In step S11, acquiring image information of a conference scene of the video conference by a camera assembly to generate a conference video.
Specifically, the image information of the conference scene is acquired by the camera assembly 11 of the video conference system 10.
In step S12, acquiring voice signals of the conference scene collected by the audio input assembly, voice signals include voice instruction and voice information.
Specifically, the audio input assembly 12 of the video conference system 10 may be configured to collect voice signals. The audio input assembly 12 may be a speaker or a voice box with microphone array supporting 360-degree horizontal surround.
Furthermore, the voice signals include voice instruction which can be recognized by the signal recognition processor 131, and the voice instruction are some operations related to the video conference system 10, such as “turn on the subtitle switch” and “turn off the subtitle switch”.
In step S13, determining current subtitle switch state, if it is on (i.e. yes), copying the voice information to generate a copied voice information and converting it to obtain a text information to be output with the conference video synchronously.
Specifically, the signal recognition processor 131 is configured to identify the on/off state of the physical button of the subtitle switch of the signal processing assembly 13 to obtain the subtitle switch state information, or recognize the voice instruction to obtain keyword information and performing a subtitle switch operation corresponding to the keyword information.
If it is off (i.e. no), then the signal processing assembly 13 output the voice signal to the audio output assembly 15.
Furthermore, referring to FIG. 6, The step S13 includes:
In step S131, copying the voice information to obtain a copied voice information.
Specifically, the copied voice information is processed after the voice information is copied and backed up.
In step S132, determining a type of the copied voice information, and converting the copied voice information into an initial text information according to the type of the copied voice information.
Specifically, copying a current voice information to generate a copied voice information, determining the type of the copied voice information, and converting the copied voice information to an initial text information. For example, the first conversion processor is integrated with a variety of speech databases, including Chinese, English, Japanese and other foreign languages, via cloud services (not shown). Moreover, dialect sub databases for Chinese speech database including Cantonese, Minnan dialect, Shaanxi dialect, etc. are also set up. It should be noted that the first conversion processor 1321 integrates the conversion rules of the conversion between the above languages and mandarin. If the first conversion processor 1321 determine s that the current voice information is Chinese, it copies the current voice information to generate a copied voice information and determine s the specific types of the current voice information. If it is Cantonese, the first conversion processor 1321 converts the copied voice information into an initial text information according to the conversion rules between Cantonese and mandarin, and transmits the initial text information to the second conversion processor 1322.
In step 133, modifying the initial text information to a display text information.
In an embodiment, the second conversion processor 1322 change and modify the initial text information to a display text information.
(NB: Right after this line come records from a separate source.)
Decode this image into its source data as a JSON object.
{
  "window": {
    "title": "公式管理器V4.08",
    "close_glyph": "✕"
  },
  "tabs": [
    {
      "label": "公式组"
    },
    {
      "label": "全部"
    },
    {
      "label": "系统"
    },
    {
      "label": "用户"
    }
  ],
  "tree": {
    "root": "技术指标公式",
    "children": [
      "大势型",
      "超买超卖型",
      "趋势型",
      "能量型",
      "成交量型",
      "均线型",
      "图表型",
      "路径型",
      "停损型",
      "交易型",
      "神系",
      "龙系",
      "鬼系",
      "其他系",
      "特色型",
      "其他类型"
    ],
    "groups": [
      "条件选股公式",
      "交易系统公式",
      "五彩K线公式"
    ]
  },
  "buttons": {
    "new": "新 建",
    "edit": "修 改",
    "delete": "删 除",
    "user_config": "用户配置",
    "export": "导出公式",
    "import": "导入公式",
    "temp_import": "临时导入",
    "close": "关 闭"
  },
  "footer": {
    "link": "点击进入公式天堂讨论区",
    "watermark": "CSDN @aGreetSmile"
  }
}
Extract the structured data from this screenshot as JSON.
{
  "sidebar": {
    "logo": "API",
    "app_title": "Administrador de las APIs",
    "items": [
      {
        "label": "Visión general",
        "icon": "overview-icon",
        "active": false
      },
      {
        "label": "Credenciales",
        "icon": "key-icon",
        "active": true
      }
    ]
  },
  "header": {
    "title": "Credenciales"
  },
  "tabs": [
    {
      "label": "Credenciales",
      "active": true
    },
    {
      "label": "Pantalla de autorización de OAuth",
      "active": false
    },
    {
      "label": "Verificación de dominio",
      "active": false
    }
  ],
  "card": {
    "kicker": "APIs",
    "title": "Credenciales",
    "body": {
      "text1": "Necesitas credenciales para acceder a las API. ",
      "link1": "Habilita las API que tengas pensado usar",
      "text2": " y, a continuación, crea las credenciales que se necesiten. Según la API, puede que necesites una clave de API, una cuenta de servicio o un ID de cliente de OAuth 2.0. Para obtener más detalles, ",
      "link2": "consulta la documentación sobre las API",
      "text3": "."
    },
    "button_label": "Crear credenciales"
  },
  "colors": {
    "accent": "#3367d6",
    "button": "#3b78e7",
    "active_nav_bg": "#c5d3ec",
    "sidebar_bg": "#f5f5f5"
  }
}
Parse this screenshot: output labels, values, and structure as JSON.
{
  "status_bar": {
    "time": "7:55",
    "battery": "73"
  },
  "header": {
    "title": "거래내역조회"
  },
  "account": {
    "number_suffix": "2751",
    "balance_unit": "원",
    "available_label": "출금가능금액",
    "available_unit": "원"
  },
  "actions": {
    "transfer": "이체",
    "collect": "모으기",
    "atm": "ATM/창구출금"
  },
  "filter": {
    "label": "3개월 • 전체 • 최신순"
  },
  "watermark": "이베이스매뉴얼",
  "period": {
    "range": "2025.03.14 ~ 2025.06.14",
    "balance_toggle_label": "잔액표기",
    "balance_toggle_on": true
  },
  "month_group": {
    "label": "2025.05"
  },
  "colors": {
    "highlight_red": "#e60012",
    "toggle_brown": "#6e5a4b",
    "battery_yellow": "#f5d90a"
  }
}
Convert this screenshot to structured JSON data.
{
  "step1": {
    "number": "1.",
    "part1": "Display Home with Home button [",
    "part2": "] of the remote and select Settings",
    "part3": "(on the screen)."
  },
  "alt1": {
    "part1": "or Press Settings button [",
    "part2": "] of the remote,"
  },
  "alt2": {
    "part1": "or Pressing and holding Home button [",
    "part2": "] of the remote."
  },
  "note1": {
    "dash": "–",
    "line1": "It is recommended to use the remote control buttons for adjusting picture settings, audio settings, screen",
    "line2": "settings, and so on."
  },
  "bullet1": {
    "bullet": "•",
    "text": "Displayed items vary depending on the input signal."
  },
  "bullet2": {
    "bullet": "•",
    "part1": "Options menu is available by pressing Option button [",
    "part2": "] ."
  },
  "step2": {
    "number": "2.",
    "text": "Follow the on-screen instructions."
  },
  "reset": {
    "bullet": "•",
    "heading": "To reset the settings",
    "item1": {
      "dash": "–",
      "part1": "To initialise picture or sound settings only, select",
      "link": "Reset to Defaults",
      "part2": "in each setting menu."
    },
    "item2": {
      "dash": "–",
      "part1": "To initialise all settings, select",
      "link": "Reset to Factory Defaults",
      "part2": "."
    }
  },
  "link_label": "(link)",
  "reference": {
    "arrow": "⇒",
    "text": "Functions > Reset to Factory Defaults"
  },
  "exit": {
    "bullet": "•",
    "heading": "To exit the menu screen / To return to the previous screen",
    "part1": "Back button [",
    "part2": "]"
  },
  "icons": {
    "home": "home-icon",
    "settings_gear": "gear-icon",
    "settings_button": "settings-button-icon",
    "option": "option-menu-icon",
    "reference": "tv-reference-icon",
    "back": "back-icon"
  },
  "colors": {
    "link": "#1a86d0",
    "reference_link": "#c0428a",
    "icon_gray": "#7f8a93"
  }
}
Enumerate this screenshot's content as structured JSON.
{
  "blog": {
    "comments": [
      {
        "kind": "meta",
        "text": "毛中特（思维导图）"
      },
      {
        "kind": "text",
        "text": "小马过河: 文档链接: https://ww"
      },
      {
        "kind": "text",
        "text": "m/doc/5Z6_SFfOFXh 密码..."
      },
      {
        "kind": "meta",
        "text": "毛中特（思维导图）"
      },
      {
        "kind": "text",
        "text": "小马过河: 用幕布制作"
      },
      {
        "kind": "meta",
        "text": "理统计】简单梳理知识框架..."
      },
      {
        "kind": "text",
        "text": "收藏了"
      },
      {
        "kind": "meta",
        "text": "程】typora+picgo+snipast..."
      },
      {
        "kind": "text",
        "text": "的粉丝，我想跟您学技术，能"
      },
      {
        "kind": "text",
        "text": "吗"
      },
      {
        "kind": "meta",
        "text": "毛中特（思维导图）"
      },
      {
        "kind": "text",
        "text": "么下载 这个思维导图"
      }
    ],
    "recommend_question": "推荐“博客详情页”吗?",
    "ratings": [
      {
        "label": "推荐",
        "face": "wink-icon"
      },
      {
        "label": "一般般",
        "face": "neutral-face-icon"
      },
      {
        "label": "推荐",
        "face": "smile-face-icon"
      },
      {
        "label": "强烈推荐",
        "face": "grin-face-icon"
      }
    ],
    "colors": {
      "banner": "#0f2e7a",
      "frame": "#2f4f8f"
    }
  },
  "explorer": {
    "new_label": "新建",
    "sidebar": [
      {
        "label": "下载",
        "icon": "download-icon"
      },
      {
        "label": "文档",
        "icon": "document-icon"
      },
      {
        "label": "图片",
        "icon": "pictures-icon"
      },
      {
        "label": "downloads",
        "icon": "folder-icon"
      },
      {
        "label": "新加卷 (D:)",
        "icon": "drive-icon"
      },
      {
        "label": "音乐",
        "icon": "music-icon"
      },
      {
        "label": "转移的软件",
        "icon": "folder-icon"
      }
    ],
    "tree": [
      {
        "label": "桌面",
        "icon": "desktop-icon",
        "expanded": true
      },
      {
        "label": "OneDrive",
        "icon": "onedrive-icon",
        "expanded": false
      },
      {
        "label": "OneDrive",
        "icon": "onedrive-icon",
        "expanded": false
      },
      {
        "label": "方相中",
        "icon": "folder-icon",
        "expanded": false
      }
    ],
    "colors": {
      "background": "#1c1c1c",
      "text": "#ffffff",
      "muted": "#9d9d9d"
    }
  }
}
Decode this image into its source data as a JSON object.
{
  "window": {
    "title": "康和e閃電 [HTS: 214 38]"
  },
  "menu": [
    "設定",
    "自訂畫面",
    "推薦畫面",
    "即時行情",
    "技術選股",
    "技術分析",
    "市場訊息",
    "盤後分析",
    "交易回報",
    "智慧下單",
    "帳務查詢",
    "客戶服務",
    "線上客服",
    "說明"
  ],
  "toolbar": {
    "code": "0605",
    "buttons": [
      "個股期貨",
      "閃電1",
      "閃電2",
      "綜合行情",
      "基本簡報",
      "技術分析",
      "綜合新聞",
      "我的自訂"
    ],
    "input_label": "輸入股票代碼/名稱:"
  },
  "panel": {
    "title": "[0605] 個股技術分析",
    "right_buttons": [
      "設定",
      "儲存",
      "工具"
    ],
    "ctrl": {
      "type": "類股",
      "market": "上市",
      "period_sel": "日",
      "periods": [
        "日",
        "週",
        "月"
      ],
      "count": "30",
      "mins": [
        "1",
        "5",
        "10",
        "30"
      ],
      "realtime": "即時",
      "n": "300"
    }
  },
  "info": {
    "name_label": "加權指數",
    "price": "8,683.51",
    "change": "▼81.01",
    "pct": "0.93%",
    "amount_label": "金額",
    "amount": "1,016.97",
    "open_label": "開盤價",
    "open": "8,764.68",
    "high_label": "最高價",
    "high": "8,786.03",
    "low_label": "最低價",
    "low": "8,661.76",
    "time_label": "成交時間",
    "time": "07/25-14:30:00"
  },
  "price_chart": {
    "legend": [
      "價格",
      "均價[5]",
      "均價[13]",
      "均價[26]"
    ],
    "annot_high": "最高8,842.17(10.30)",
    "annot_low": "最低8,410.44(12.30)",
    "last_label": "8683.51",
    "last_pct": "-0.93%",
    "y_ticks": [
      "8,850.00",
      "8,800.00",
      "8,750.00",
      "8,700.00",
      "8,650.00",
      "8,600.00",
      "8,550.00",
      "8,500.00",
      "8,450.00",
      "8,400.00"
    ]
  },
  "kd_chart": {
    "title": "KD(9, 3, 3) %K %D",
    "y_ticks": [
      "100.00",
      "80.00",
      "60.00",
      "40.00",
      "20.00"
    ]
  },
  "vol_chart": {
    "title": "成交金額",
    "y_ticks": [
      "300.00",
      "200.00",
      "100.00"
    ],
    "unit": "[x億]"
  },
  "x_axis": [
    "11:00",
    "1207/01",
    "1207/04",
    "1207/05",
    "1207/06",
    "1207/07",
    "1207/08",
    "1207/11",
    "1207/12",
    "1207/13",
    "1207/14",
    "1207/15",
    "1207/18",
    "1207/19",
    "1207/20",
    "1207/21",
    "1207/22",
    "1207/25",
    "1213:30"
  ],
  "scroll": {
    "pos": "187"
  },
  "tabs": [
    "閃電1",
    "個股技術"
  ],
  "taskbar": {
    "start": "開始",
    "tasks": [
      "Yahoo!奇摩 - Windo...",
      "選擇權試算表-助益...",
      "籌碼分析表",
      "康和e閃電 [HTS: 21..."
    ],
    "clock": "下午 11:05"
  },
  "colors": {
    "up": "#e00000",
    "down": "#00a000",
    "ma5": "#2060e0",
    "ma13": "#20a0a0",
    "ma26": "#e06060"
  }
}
The second conversion processor 1322 integrates the common thesaurus information via cloud service (not shown). By comparing the initial text information with the phrases and rules in the common thesaurus information words by words, the initial text information is corrected.
In step S14, fusing the text information with each frame of the conference video to obtain a conference video with subtitle information.
As shown in FIG. 7, step S14 further includes:
In step S141, processing the text information into corresponding matrix information according to a update time of the text information, and fusing it with each frame image of the conference video at corresponding time.
As shown in FIG. 8, step S141 further includes:
In step S141 a, obtaining display resolution of the current image at the corresponding time of the conference video.
In step S141 b, generating an empty matrix with 0 gray value, whose resolution is equal to that of the current image at the corresponding time of the conference video.
In step S141 c, assigning the empty matrix with gray value information corresponding to the text information pixel by pixel, so as to obtain a matrix image corresponding to the text information.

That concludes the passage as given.